Improved model of a fishery: $\dot N=rN(1-\frac{N}{K})-H\frac{N}{A+N}$

Question

Strogatz exercise $3.7.4.a:$

An improved model of a fishery is:

$$\dot N=rN\left(1-\frac{N}{K}\right)-H\frac{N}{A+N}.$$

a) Give a biological interpretation of the parameter $A$; what does it measure?

Here's what I did:

I non-dimensionalized the system $(\frac{dN}{dt}=N(1-N)-h\frac{N}{a+N})$ and used the 'Manipulate' function of Mathematica to gain a better understanding of what '$a$' is biologically, but still, I couldn't see it.

So here's my question: How could I approach answering such a question and gain a better insight of it?

Thank you in advance.

Answer 1

The term $HN/(A+N)$ is a typical saturation term (see Michaelis–Menten kinetics, or type II functional response).

For small $N$ (in comparison to $A$), the harvesting is roughly proportional to how much fish there is, since $HN/(A+N) \approx (H/A)N$.

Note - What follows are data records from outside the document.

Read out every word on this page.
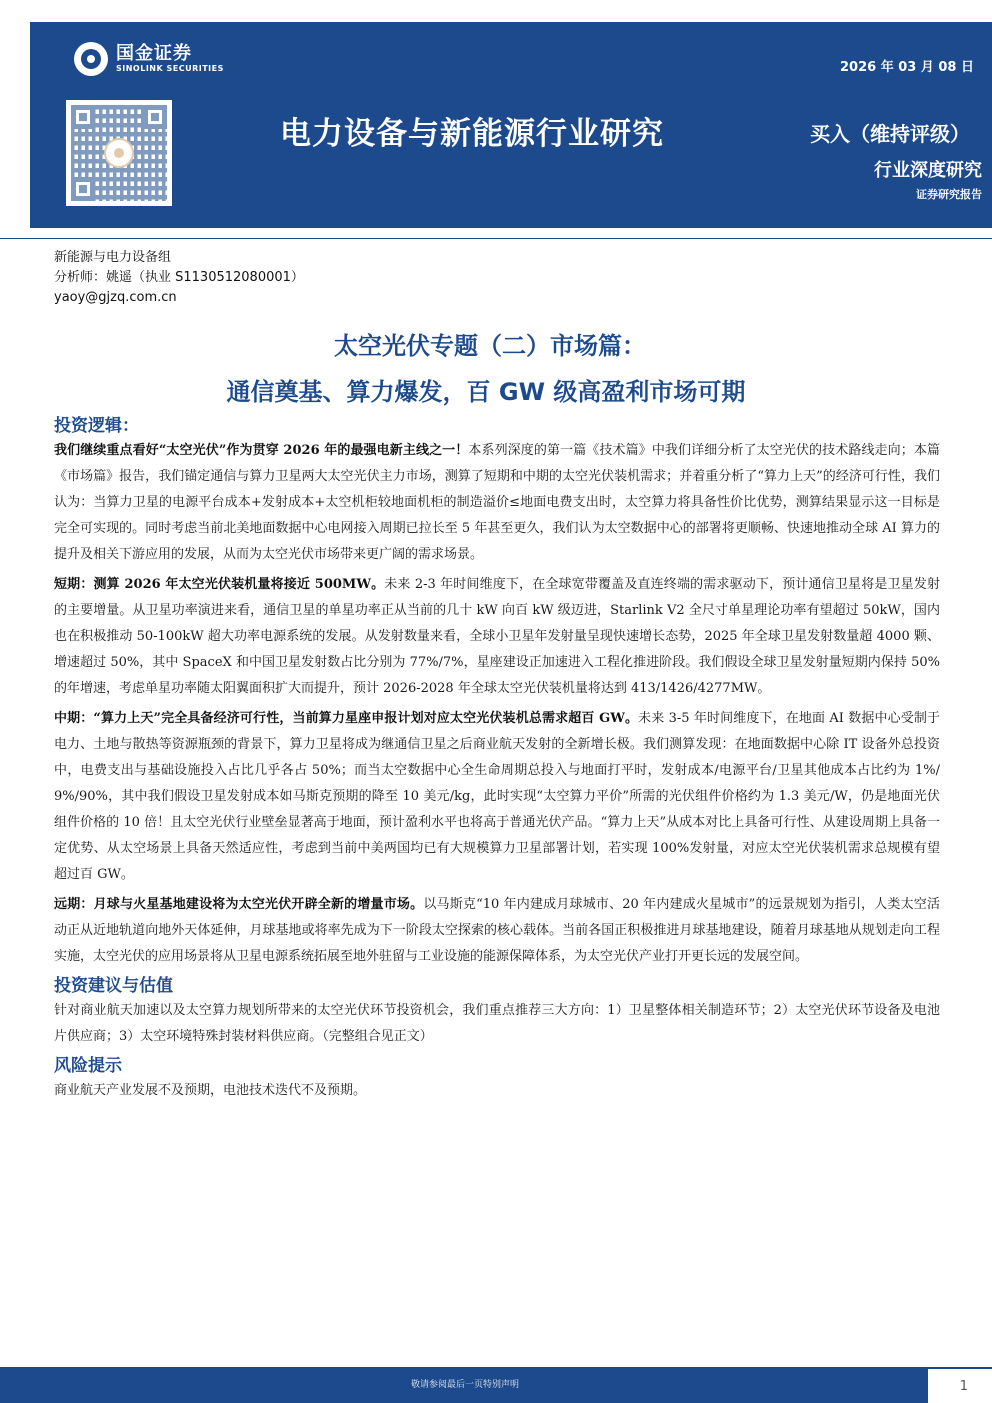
国金证券
SINOLINK SECURITIES	2026 年 03 月 08 日
电力设备与新能源行业研究	买入（维持评级）
行业深度研究
证券研究报告
新能源与电力设备组
分析师：姚遥（执业 S1130512080001）
yaoy@gjzq.com.cn
太空光伏专题（二）市场篇：
通信奠基、算力爆发，百 GW 级高盈利市场可期
投资逻辑：

我们继续重点看好“太空光伏”作为贯穿 2026 年的最强电新主线之一！本系列深度的第一篇《技术篇》中我们详细分析了太空光伏的技术路线走向；本篇《市场篇》报告，我们锚定通信与算力卫星两大太空光伏主力市场，测算了短期和中期的太空光伏装机需求；并着重分析了“算力上天”的经济可行性，我们认为：当算力卫星的电源平台成本+发射成本+太空机柜较地面机柜的制造溢价≤地面电费支出时，太空算力将具备性价比优势，测算结果显示这一目标是完全可实现的。同时考虑当前北美地面数据中心电网接入周期已拉长至 5 年甚至更久，我们认为太空数据中心的部署将更顺畅、快速地推动全球 AI 算力的提升及相关下游应用的发展，从而为太空光伏市场带来更广阔的需求场景。

短期：测算 2026 年太空光伏装机量将接近 500MW。未来 2-3 年时间维度下，在全球宽带覆盖及直连终端的需求驱动下，预计通信卫星将是卫星发射的主要增量。从卫星功率演进来看，通信卫星的单星功率正从当前的几十 kW 向百 kW 级迈进，Starlink V2 全尺寸单星理论功率有望超过 50kW，国内也在积极推动 50-100kW 超大功率电源系统的发展。从发射数量来看，全球小卫星年发射量呈现快速增长态势，2025 年全球卫星发射数量超 4000 颗、增速超过 50%，其中 SpaceX 和中国卫星发射数占比分别为 77%/7%，星座建设正加速进入工程化推进阶段。我们假设全球卫星发射量短期内保持 50%的年增速，考虑单星功率随太阳翼面积扩大而提升，预计 2026-2028 年全球太空光伏装机量将达到 413/1426/4277MW。

中期：“算力上天”完全具备经济可行性，当前算力星座申报计划对应太空光伏装机总需求超百 GW。未来 3-5 年时间维度下，在地面 AI 数据中心受制于电力、土地与散热等资源瓶颈的背景下，算力卫星将成为继通信卫星之后商业航天发射的全新增长极。我们测算发现：在地面数据中心除 IT 设备外总投资中，电费支出与基础设施投入占比几乎各占 50%；而当太空数据中心全生命周期总投入与地面打平时，发射成本/电源平台/卫星其他成本占比约为 1%/9%/90%，其中我们假设卫星发射成本如马斯克预期的降至 10 美元/kg，此时实现“太空算力平价”所需的光伏组件价格约为 1.3 美元/W，仍是地面光伏组件价格的 10 倍！且太空光伏行业壁垒显著高于地面，预计盈利水平也将高于普通光伏产品。“算力上天”从成本对比上具备可行性、从建设周期上具备一定优势、从太空场景上具备天然适应性，考虑到当前中美两国均已有大规模算力卫星部署计划，若实现 100%发射量，对应太空光伏装机需求总规模有望超过百 GW。

远期：月球与火星基地建设将为太空光伏开辟全新的增量市场。以马斯克“10 年内建成月球城市、20 年内建成火星城市”的远景规划为指引，人类太空活动正从近地轨道向地外天体延伸，月球基地或将率先成为下一阶段太空探索的核心载体。当前各国正积极推进月球基地建设，随着月球基地从规划走向工程实施，太空光伏的应用场景将从卫星电源系统拓展至地外驻留与工业设施的能源保障体系，为太空光伏产业打开更长远的发展空间。

投资建议与估值

针对商业航天加速以及太空算力规划所带来的太空光伏环节投资机会，我们重点推荐三大方向：1）卫星整体相关制造环节；2）太空光伏环节设备及电池片供应商；3）太空环境特殊封装材料供应商。（完整组合见正文）

风险提示

商业航天产业发展不及预期，电池技术迭代不及预期。

敬请参阅最后一页特别声明	1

But for large $N$ (in comparison to $A$) there is saturation; no matter how much fish there is available, one can't harvest at a higher rate than $H$, since $HN/(A+N) \nearrow H$ as $N \to \infty$.

Answer 2

I don't think you are expected to do any manipulation, you are just supposed to explain what $A$ does in the model. I would answer along the lines of

It reflects that harvesting gets less when fish get scarce. If $N=A$ the harvesting drops in half compared to when $N$ is very large compared with $A$.